Search code examples
mongodbmongoosemongodb-queryaggregation-framework

mongodb $lookup operator based on key name


Having two collections tables and table_rows like following:

tables = {
  "_id": "641ce65852a7ccd2f4a7b298",
  "name": "table name",
  "description": "table description",
  "columns": [{
    "_id": "641ce65852a7ccd2f4a7b299",
    "name": "column 1",
    "dataType": "String"
  }, {
    "_id": "641cf95543a5f258bfaf69e3",
    "name": "column 2",
    "dataType": "Number"
  }]
}

table_rows = {
  "tableId": "641ce65852a7ccd2f4a7b298",
  "641ce65852a7ccd2f4a7b299": "Example string",
  "641cf95543a5f258bfaf69e3": 101
}

That in a nutshell represent regular tabular data of 2 columns and 1 row like this:

column 1 column 2
Example string 101

Is there any way to use $lookup operator to join those two collections based on _id from columns array in tables collection and based on the key name from table_rows collection? What i'm trying is to somehow join columns definitions (name, datatype, etc) along with cell values.

As you can see actual key name in card_rows collection is _id of column itself.

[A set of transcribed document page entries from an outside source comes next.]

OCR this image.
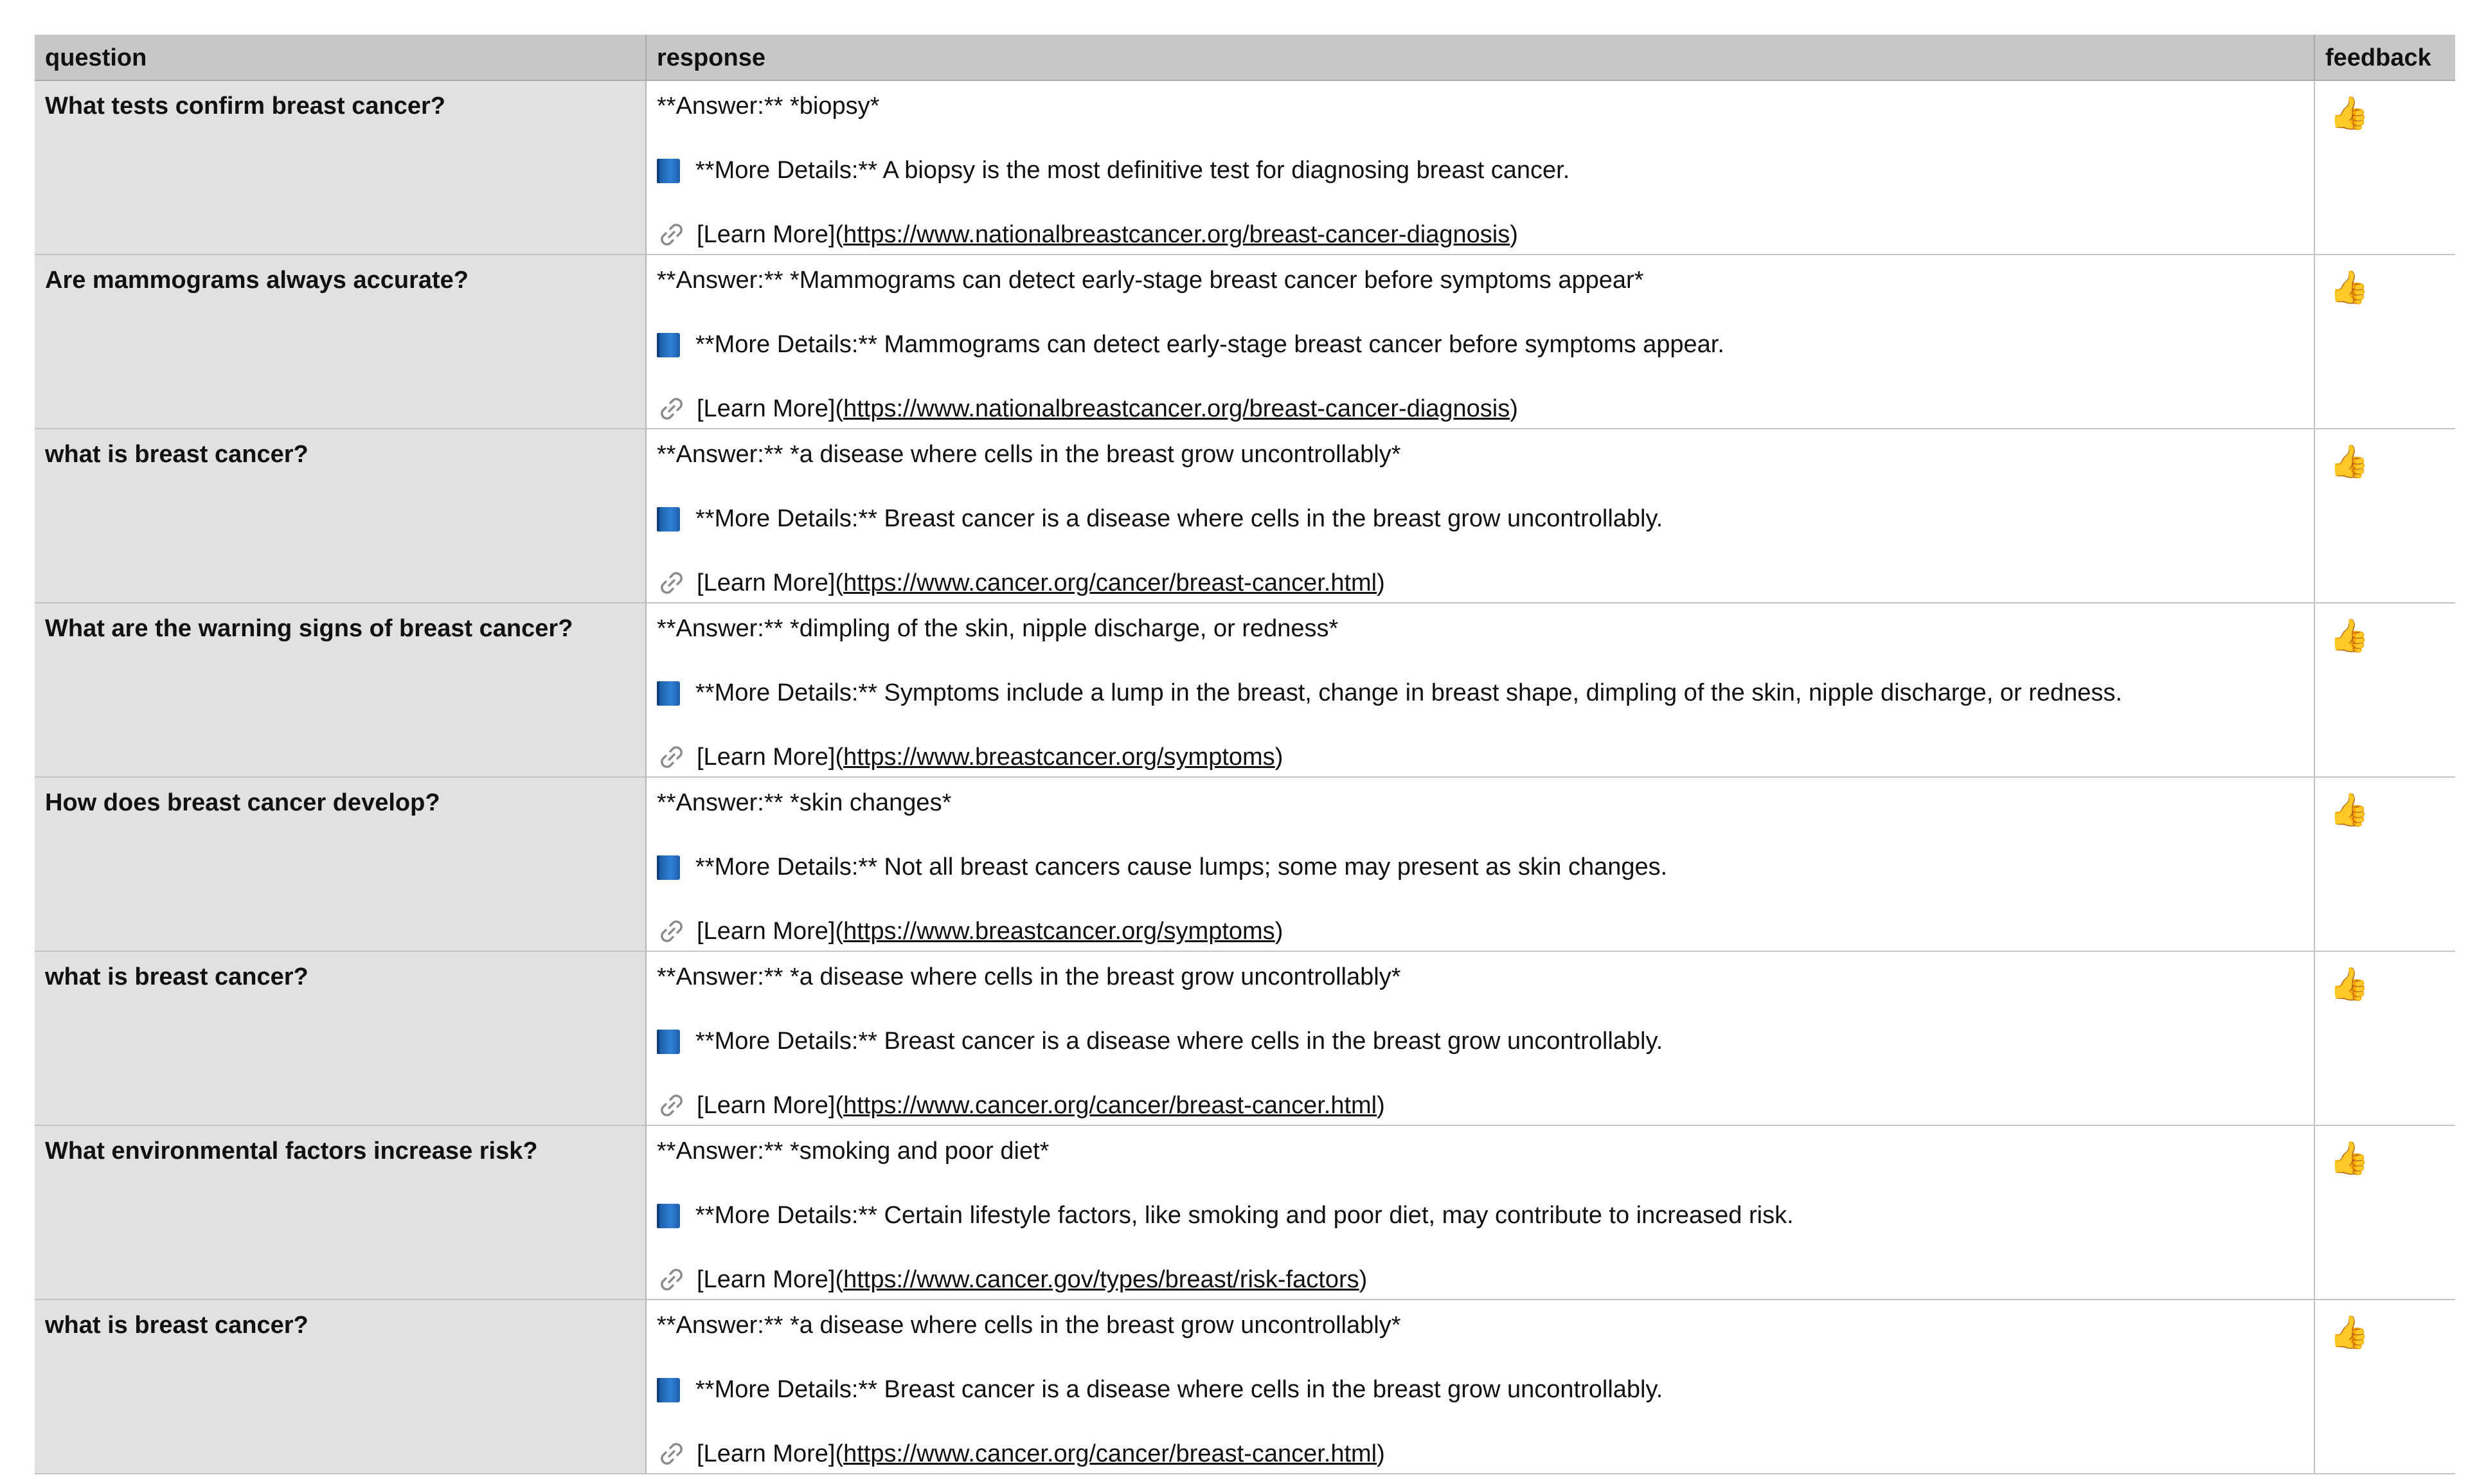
question	response	feedback
What tests confirm breast cancer?	**Answer:** *biopsy*
**More Details:** A biopsy is the most definitive test for diagnosing breast cancer.
[Learn More]( https://www.nationalbreastcancer.org/breast-cancer-diagnosis )
👍
Are mammograms always accurate?	**Answer:** *Mammograms can detect early-stage breast cancer before symptoms appear*
**More Details:** Mammograms can detect early-stage breast cancer before symptoms appear.
[Learn More]( https://www.nationalbreastcancer.org/breast-cancer-diagnosis )
👍
what is breast cancer?	**Answer:** *a disease where cells in the breast grow uncontrollably*
**More Details:** Breast cancer is a disease where cells in the breast grow uncontrollably.
[Learn More]( https://www.cancer.org/cancer/breast-cancer.html )
👍
What are the warning signs of breast cancer?	**Answer:** *dimpling of the skin, nipple discharge, or redness*
**More Details:** Symptoms include a lump in the breast, change in breast shape, dimpling of the skin, nipple discharge, or redness.
[Learn More]( https://www.breastcancer.org/symptoms )
👍
How does breast cancer develop?	**Answer:** *skin changes*
**More Details:** Not all breast cancers cause lumps; some may present as skin changes.
[Learn More]( https://www.breastcancer.org/symptoms )
👍
what is breast cancer?	**Answer:** *a disease where cells in the breast grow uncontrollably*
**More Details:** Breast cancer is a disease where cells in the breast grow uncontrollably.
[Learn More]( https://www.cancer.org/cancer/breast-cancer.html )
👍
What environmental factors increase risk?	**Answer:** *smoking and poor diet*
**More Details:** Certain lifestyle factors, like smoking and poor diet, may contribute to increased risk.
[Learn More]( https://www.cancer.gov/types/breast/risk-factors )
👍
what is breast cancer?	**Answer:** *a disease where cells in the breast grow uncontrollably*
**More Details:** Breast cancer is a disease where cells in the breast grow uncontrollably.
[Learn More]( https://www.cancer.org/cancer/breast-cancer.html )
👍
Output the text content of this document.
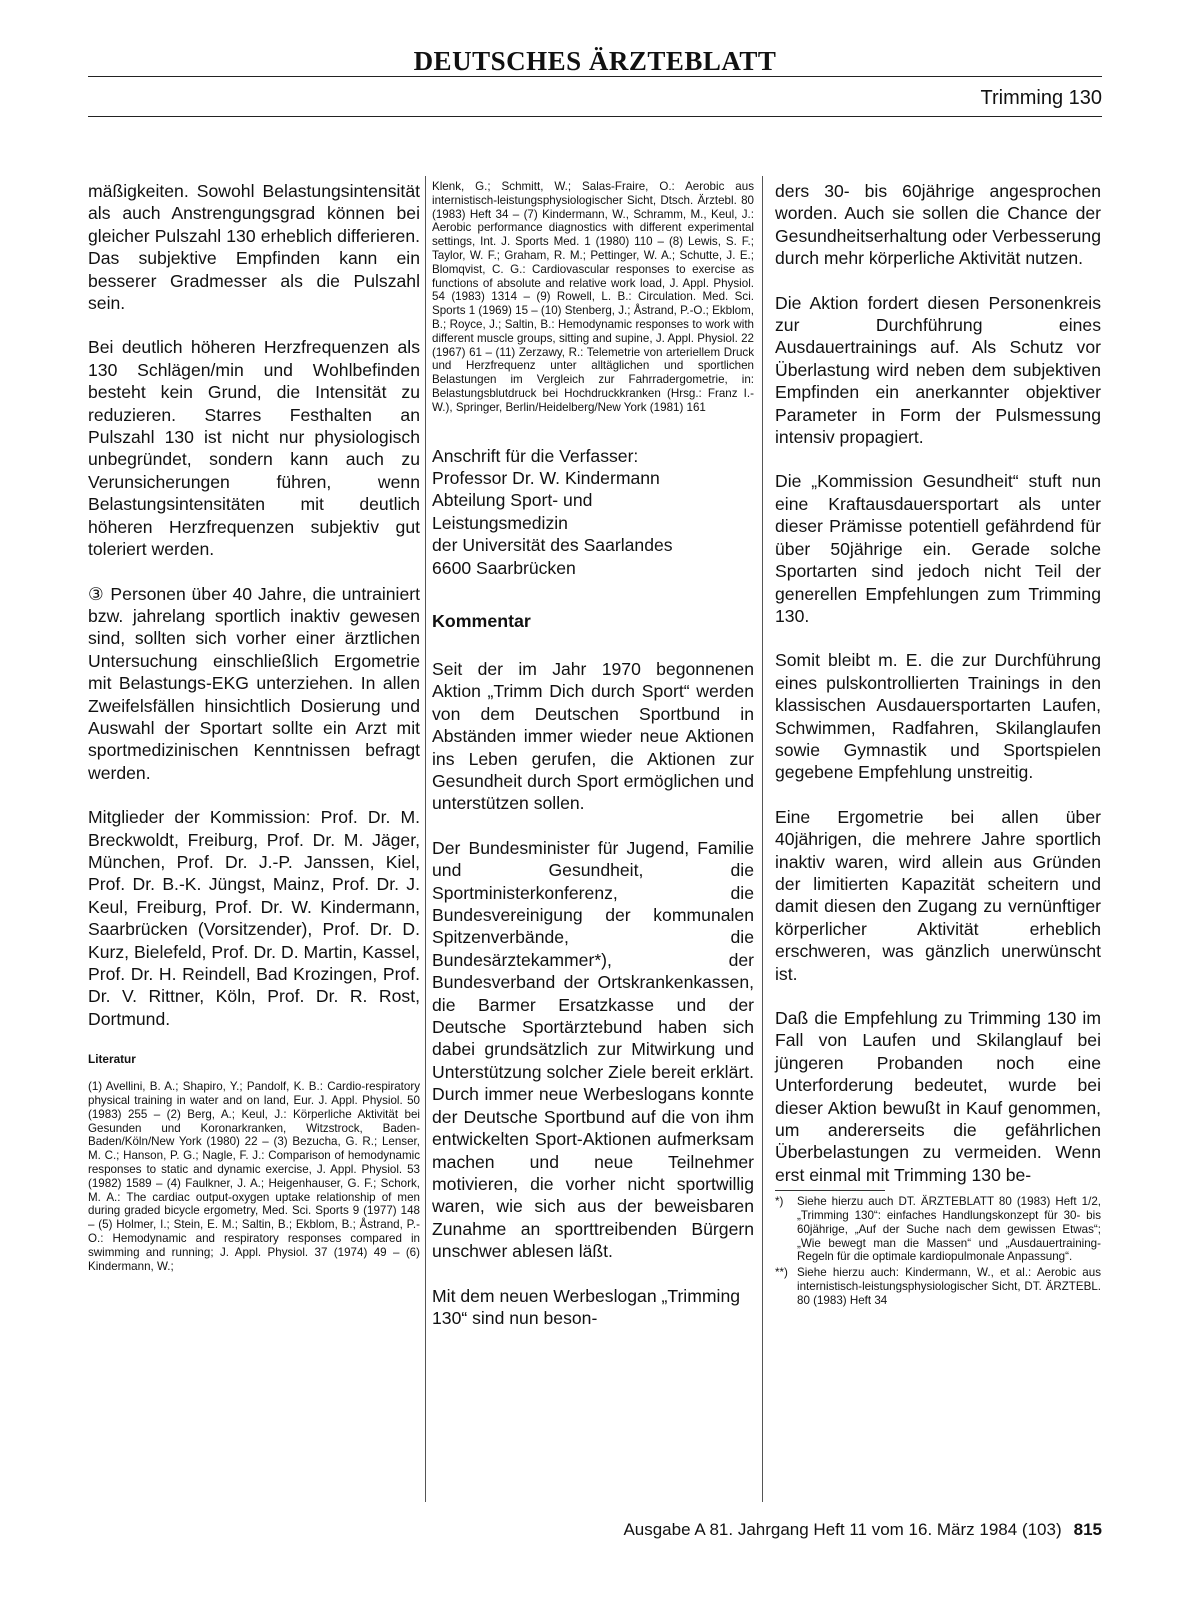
DEUTSCHES ÄRZTEBLATT
Trimming 130

mäßigkeiten. Sowohl Belastungsintensität als auch Anstrengungsgrad können bei gleicher Pulszahl 130 erheblich differieren. Das subjektive Empfinden kann ein besserer Gradmesser als die Pulszahl sein.

Bei deutlich höheren Herzfrequenzen als 130 Schlägen/min und Wohlbefinden besteht kein Grund, die Intensität zu reduzieren. Starres Festhalten an Pulszahl 130 ist nicht nur physiologisch unbegründet, sondern kann auch zu Verunsicherungen führen, wenn Belastungsintensitäten mit deutlich höheren Herzfrequenzen subjektiv gut toleriert werden.

③ Personen über 40 Jahre, die untrainiert bzw. jahrelang sportlich inaktiv gewesen sind, sollten sich vorher einer ärztlichen Untersuchung einschließlich Ergometrie mit Belastungs-EKG unterziehen. In allen Zweifelsfällen hinsichtlich Dosierung und Auswahl der Sportart sollte ein Arzt mit sportmedizinischen Kenntnissen befragt werden.

Mitglieder der Kommission: Prof. Dr. M. Breckwoldt, Freiburg, Prof. Dr. M. Jäger, München, Prof. Dr. J.-P. Janssen, Kiel, Prof. Dr. B.-K. Jüngst, Mainz, Prof. Dr. J. Keul, Freiburg, Prof. Dr. W. Kindermann, Saarbrücken (Vorsitzender), Prof. Dr. D. Kurz, Bielefeld, Prof. Dr. D. Martin, Kassel, Prof. Dr. H. Reindell, Bad Krozingen, Prof. Dr. V. Rittner, Köln, Prof. Dr. R. Rost, Dortmund.

Literatur

(1) Avellini, B. A.; Shapiro, Y.; Pandolf, K. B.: Cardio-respiratory physical training in water and on land, Eur. J. Appl. Physiol. 50 (1983) 255 – (2) Berg, A.; Keul, J.: Körperliche Aktivität bei Gesunden und Koronarkranken, Witzstrock, Baden-Baden/Köln/New York (1980) 22 – (3) Bezucha, G. R.; Lenser, M. C.; Hanson, P. G.; Nagle, F. J.: Comparison of hemodynamic responses to static and dynamic exercise, J. Appl. Physiol. 53 (1982) 1589 – (4) Faulkner, J. A.; Heigenhauser, G. F.; Schork, M. A.: The cardiac output-oxygen uptake relationship of men during graded bicycle ergometry, Med. Sci. Sports 9 (1977) 148 – (5) Holmer, I.; Stein, E. M.; Saltin, B.; Ekblom, B.; Åstrand, P.-O.: Hemodynamic and respiratory responses compared in swimming and running; J. Appl. Physiol. 37 (1974) 49 – (6) Kindermann, W.;

Klenk, G.; Schmitt, W.; Salas-Fraire, O.: Aerobic aus internistisch-leistungsphysiologischer Sicht, Dtsch. Ärztebl. 80 (1983) Heft 34 – (7) Kindermann, W., Schramm, M., Keul, J.: Aerobic performance diagnostics with different experimental settings, Int. J. Sports Med. 1 (1980) 110 – (8) Lewis, S. F.; Taylor, W. F.; Graham, R. M.; Pettinger, W. A.; Schutte, J. E.; Blomqvist, C. G.: Cardiovascular responses to exercise as functions of absolute and relative work load, J. Appl. Physiol. 54 (1983) 1314 – (9) Rowell, L. B.: Circulation. Med. Sci. Sports 1 (1969) 15 – (10) Stenberg, J.; Åstrand, P.-O.; Ekblom, B.; Royce, J.; Saltin, B.: Hemodynamic responses to work with different muscle groups, sitting and supine, J. Appl. Physiol. 22 (1967) 61 – (11) Zerzawy, R.: Telemetrie von arteriellem Druck und Herzfrequenz unter alltäglichen und sportlichen Belastungen im Vergleich zur Fahrradergometrie, in: Belastungsblutdruck bei Hochdruckkranken (Hrsg.: Franz I.-W.), Springer, Berlin/Heidelberg/New York (1981) 161

Anschrift für die Verfasser:
Professor Dr. W. Kindermann
Abteilung Sport- und
Leistungsmedizin
der Universität des Saarlandes
6600 Saarbrücken
Kommentar

Seit der im Jahr 1970 begonnenen Aktion „Trimm Dich durch Sport“ werden von dem Deutschen Sportbund in Abständen immer wieder neue Aktionen ins Leben gerufen, die Aktionen zur Gesundheit durch Sport ermöglichen und unterstützen sollen.

Der Bundesminister für Jugend, Familie und Gesundheit, die Sportministerkonferenz, die Bundesvereinigung der kommunalen Spitzenverbände, die Bundesärztekammer*), der Bundesverband der Ortskrankenkassen, die Barmer Ersatzkasse und der Deutsche Sportärztebund haben sich dabei grundsätzlich zur Mitwirkung und Unterstützung solcher Ziele bereit erklärt. Durch immer neue Werbeslogans konnte der Deutsche Sportbund auf die von ihm entwickelten Sport-Aktionen aufmerksam machen und neue Teilnehmer motivieren, die vorher nicht sportwillig waren, wie sich aus der beweisbaren Zunahme an sporttreibenden Bürgern unschwer ablesen läßt.

Mit dem neuen Werbeslogan „Trimming 130“ sind nun beson-

ders 30- bis 60jährige angesprochen worden. Auch sie sollen die Chance der Gesundheitserhaltung oder Verbesserung durch mehr körperliche Aktivität nutzen.

Die Aktion fordert diesen Personenkreis zur Durchführung eines Ausdauertrainings auf. Als Schutz vor Überlastung wird neben dem subjektiven Empfinden ein anerkannter objektiver Parameter in Form der Pulsmessung intensiv propagiert.

Die „Kommission Gesundheit“ stuft nun eine Kraftausdauersportart als unter dieser Prämisse potentiell gefährdend für über 50jährige ein. Gerade solche Sportarten sind jedoch nicht Teil der generellen Empfehlungen zum Trimming 130.

Somit bleibt m. E. die zur Durchführung eines pulskontrollierten Trainings in den klassischen Ausdauersportarten Laufen, Schwimmen, Radfahren, Skilanglaufen sowie Gymnastik und Sportspielen gegebene Empfehlung unstreitig.

Eine Ergometrie bei allen über 40jährigen, die mehrere Jahre sportlich inaktiv waren, wird allein aus Gründen der limitierten Kapazität scheitern und damit diesen den Zugang zu vernünftiger körperlicher Aktivität erheblich erschweren, was gänzlich unerwünscht ist.

Daß die Empfehlung zu Trimming 130 im Fall von Laufen und Skilanglauf bei jüngeren Probanden noch eine Unterforderung bedeutet, wurde bei dieser Aktion bewußt in Kauf genommen, um andererseits die gefährlichen Überbelastungen zu vermeiden. Wenn erst einmal mit Trimming 130 be-

*)	Siehe hierzu auch DT. ÄRZTEBLATT 80 (1983) Heft 1/2, „Trimming 130“: einfaches Handlungskonzept für 30- bis 60jährige, „Auf der Suche nach dem gewissen Etwas“; „Wie bewegt man die Massen“ und „Ausdauertraining-Regeln für die optimale kardiopulmonale Anpassung“.
**) Siehe hierzu auch: Kindermann, W., et al.: Aerobic aus internistisch-leistungsphysiologischer Sicht, DT. ÄRZTEBL. 80 (1983) Heft 34
Ausgabe A 81. Jahrgang Heft 11 vom 16. März 1984 (103) 815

Ideally this would be single collection, but those tables can grow to hundred of columns and 10K of rows, so it is modeled as two collections to avoid unbound arrays in mongo.


Solution

  • One option is to start from the table_rows:

    1. $match the relevant documents using the tableId, $unwind the "rows" and $group by columns
    2. Use $lookup with pipeline to get the column name for each column document
    3. Format
    db.table_rows.aggregate([
      {$match: {tableId: tableId}},
      {$unset: ["tableId", "_id"]},
      {$project: {rows: {$objectToArray: "$$ROOT"}}},
      {$unwind: "$rows"},
      {$group: {_id: "$rows.k", values: {$push: "$rows.v"}}},
      {$lookup: {
          from: "tables",
          let: {tableId: tableId, colId: "$_id"},
          pipeline: [
            {$match: {$expr: {$eq: ["$_id", "$$tableId"]}}},
            {$project: {
                _id: 0,
                coldata: {
                  $first: {$filter: {
                      input: "$columns",
                      cond: {$eq: ["$$colId", "$$this._id"]}
                  }}
                }
            }}
          ],
          as: "colName"
      }},
      {$project: {
          colName: {$first: "$colName.coldata.name"},
          values: 1,
          _id: 0
      }}
    ])
    

    See how it works on the playground example

    *If you want to avoid unbounded arrays on the query, you can drop the $group step...